The once lively street is today “sterilized,” Saltzberg explained, as Palestinians are strictly prohibited from walking on it. Instead, they must climb through windows or go circuitous back ways simply to leave their homes.

“The only people we saw on the street on that day were other Breaking the Silence groups,” Saltzberg said. “And Israeli Settlers.”

At this point, Saltzberg’s voice became lost in shouts from the roughly ten members of the Jewish Defense League.

Jewish Defense League protesters, at If Not Now demonstration against Passover massacre outside Union for Reform Judaism offices, April 4, 2018. Photo by Jesse Rubin.

Apart from the usual claims of “lies”, “anti-semites” and Holocaust references, Wednesday’s action was interesting in that the JDL added some new tunes its repertoire. When they interrupted Saltzberg, it was with the chant “Not another nickel, not another dime. No more money for Gaza’s crimes.” This probably sounds familiar to those in the anti-occupation and Palestinian solidarity movement.

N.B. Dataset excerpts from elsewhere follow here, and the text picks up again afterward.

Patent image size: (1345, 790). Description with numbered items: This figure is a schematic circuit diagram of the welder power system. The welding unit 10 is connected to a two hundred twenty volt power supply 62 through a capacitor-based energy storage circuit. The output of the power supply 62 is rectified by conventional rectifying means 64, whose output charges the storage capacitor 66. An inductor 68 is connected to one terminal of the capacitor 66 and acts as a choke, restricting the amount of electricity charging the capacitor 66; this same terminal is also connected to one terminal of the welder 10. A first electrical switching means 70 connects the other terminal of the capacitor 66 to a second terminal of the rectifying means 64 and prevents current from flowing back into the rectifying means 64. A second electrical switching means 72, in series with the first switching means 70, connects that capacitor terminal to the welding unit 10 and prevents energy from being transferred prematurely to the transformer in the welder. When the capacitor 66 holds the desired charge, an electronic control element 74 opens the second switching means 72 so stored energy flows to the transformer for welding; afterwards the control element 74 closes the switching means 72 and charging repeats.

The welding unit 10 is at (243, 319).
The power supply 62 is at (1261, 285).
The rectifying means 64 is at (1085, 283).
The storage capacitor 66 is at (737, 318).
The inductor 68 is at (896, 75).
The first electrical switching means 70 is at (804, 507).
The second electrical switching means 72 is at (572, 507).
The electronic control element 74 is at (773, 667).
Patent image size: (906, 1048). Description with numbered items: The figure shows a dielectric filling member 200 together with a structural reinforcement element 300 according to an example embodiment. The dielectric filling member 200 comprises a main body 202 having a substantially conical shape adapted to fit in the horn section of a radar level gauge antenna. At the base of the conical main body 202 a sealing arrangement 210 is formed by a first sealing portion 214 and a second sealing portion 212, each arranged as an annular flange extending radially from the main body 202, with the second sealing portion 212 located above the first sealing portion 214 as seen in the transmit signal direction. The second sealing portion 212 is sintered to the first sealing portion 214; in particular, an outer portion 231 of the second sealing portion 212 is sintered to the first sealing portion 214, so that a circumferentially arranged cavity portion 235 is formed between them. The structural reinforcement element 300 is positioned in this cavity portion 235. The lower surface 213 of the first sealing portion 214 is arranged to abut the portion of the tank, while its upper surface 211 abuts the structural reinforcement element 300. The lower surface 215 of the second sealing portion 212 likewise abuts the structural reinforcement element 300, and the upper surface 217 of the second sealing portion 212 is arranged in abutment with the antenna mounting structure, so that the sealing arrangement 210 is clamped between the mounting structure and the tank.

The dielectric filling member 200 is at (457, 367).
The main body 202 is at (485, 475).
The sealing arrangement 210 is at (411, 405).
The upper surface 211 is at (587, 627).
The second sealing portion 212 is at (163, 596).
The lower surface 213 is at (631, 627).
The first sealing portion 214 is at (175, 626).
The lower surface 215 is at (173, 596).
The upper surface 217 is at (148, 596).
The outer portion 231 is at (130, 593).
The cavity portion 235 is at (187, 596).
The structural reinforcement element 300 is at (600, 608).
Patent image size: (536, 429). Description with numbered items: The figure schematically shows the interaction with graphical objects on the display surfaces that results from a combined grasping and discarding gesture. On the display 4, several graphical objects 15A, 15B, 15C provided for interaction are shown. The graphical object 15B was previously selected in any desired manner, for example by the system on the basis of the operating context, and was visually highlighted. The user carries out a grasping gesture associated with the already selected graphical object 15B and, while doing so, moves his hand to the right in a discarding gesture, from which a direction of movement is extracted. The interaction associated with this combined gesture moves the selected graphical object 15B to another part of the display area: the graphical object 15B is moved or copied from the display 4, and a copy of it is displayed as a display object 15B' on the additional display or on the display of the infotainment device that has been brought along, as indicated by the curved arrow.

In fact, the JDL had appropriated a common anti-occupation chant, but replaced “Israel” with “Gaza”.

It wasn’t long before Saltzberg turned up the megaphone and the counter-protesters were once again a distant nuisance.

Saltzberg described a moving incident that occurred while in Hebron. When the call to prayer, or Adhan as is its proper Arabic name, began at a city mosque one evening, it was immediately apparent this was the only audible sound.



“It shouldn’t have been that loud. We should have heard so many other sounds. We should have heard merchants and people people gossiping and talking and living their lives,” she lamented. “But we couldn’t, because Hebron is occupied.”

If Not Now demonstration against Passover massacre outside Union for Reform Judaism offices, April 4, 2018. Photo by Jesse Rubin.

Last Friday, Israel committed what many have called a massacre during what were explicitly peaceful protests in Gaza commemorating the forty-second annual Land Day and asserting the Palestinian right of return. Israel used indiscriminate force on demonstrators, injuring more than 1,400 in addition to the seventeen killed, making it the single deadliest day in Gaza since Israel’s 2014 siege on the 140 square mile strip.

After the smoke cleared, the next disappointment and spark to action came when few Jewish institutions offered slight sadness over the loss of life, never mind a condemnation. “Progressive” Jewish institutions like the New Israel Fund, Open Hillel and of course, the Union for Reform Judaism, remain silent today.

J Street issued a middle of the road condemnation not just of Israel; instead, spread the blame around between Israel, Hamas, the Palestinian Authority ad Egypt.

“It was painful for this group that I care about deeply, for the most part, to not speak out against what I thought was a really reprehensible act,” said Briel Lehrman, who considers the larger Jewish community his family.

Although If Not Now does not take a stance on the right of return, “which I know is what the protesters were protesting for,” Lehrman added that “what we really care about is that these protesters have the right to speak their truth.”

If Not Now demonstration against Passover massacre outside Union for Reform Judaism offices, April 4, 2018. Photo by Jesse Rubin.

Rivka S. Mitnik-Kostanyan, a member of If Not Now, recited the 10 Plagues of Occupation — an adaptation of the plagues in the Passover story.

The plagues, Mitnik-Kostanyan read aloud, consist of “settlements and land dispossession; restriction of movement and checkpoints; curfews; imprisonment; systems of segregation; extrajudicial killings, surveillance; desecration of religions; massacres and inter-communal violence; and the killing of those standing up to oppression.”

While the group collectively recited the Mourner’s Kaddish for the seventeen slain Palestinians and recited each of their names, the JDL once again showed its base character.

In unison, JDL members yelled “seventeen more, seventeen more” repeatedly.

New York Governor Andrew Cuomo, who signed into law an anti-BDS (boycott, divestment and sanctions) executive order almost two years ago, has an office in the same building as the URJ, but If Not Now’s criticism remained with the URJ. If Not Now does not endorse BDS.